Saturday, March 1, 2014

Use of Vivid Color

So many students and collectors say they love my use of color. I have been sorting through my brain about how I select subject matter with great color. One thing is my excitement level. I pick subject matter with scenes that excite me. The early morning light is intriguing to me. Brilliant color like oranges, pinks and mauves appear but this is the easy part. More subtle is the opposite cool colors like blue, purple, green. A note about green. Many artists miss out on the variety of greens. Think about it. There is red green, blue green, grey green, orange green, acid type green ( like the thalo( etc. I ask myself do these warm colors of the light offset with a nice cool mixture? Is there a clear center of interest? In the example above, I think the answer is yes. Thus, it has garnered a lot of interest by buyers. I also like a good entrance or lead in.

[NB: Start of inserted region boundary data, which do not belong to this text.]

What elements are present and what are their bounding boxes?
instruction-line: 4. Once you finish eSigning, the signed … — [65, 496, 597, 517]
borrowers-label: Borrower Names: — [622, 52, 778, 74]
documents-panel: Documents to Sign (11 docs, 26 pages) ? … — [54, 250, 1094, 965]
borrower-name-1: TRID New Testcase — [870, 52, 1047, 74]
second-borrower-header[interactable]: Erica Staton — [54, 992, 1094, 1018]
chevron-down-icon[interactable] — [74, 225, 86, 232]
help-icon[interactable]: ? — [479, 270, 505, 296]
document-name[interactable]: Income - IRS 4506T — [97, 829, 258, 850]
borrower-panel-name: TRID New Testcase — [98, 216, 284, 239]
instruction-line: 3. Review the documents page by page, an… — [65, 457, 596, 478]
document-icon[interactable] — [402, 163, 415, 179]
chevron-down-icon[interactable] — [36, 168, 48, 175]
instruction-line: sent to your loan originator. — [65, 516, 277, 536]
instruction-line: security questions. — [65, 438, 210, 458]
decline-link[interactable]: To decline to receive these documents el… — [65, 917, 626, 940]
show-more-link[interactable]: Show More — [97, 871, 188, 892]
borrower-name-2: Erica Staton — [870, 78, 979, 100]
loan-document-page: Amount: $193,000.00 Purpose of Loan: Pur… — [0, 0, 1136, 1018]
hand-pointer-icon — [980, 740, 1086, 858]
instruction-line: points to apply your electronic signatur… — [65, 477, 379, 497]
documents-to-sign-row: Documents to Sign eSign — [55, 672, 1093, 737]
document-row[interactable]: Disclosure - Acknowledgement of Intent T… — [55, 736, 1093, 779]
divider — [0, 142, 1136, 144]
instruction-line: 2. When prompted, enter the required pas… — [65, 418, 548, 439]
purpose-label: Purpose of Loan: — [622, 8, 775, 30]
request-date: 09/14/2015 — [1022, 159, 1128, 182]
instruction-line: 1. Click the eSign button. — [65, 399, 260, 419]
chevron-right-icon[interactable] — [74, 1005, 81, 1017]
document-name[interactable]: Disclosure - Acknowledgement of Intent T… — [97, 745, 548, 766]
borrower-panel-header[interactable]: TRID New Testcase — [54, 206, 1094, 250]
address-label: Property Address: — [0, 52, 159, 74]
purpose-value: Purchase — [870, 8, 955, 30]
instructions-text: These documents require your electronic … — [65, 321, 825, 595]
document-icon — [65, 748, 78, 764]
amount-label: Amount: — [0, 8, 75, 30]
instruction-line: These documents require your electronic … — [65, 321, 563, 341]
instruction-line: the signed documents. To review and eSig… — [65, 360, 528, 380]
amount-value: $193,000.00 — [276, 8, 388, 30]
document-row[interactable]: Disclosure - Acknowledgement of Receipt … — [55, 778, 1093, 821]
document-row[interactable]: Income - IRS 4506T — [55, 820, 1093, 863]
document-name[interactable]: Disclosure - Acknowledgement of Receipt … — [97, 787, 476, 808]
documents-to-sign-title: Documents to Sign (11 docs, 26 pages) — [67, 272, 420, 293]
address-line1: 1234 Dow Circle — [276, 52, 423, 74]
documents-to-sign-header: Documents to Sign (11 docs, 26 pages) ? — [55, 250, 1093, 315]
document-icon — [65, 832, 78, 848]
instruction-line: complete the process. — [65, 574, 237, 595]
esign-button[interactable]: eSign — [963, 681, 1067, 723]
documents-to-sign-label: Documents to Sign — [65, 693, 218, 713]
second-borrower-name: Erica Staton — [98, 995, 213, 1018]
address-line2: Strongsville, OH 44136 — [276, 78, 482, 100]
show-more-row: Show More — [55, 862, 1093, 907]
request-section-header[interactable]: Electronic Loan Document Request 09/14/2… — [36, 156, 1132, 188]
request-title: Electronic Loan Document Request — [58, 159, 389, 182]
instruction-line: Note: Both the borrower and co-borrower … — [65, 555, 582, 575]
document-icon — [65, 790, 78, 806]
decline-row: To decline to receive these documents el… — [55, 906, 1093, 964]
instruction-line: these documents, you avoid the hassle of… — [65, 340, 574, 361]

During my trip to Russia, I visited the Tetrakov where I saw many excellent Russian artists. They had strong and unusual lead in-a obvious sign that takes you into the painting like a road or river. Since I live in the desert, a path or tree might to fine. The third thing you might note is that I arrange the shadow shape to take your eye down into the focal point ( the house in light). So many of my lines are directed to the FP (focal point). Don't make it hard for the viewer-give them road maps that say come here, go there, stop and look here. The use of bright color, strong contrasts will support a FP While soft greys, muted color and little contrasts with soft edges say ignore me. You want to have both going on in your paintings. Picking great color occurs by selecting complimentaries. That is red green, blue orange, and violet-yellow. These are so stuck in my unconscious that I don't think about them anymore but if I have a light in orange then my shadow color with have tints of blue in it. Similarly, yellow light should have its complement of violet, etc. Keeping these in mind will create the vibrancy or luminosity that is in much of my painting. Always start with a under painting like burst sienna or yellow ochre. Since oils are translucent, layers of paint underneath will appear through upper coats of paint allowing for various shades and colors never even thought of.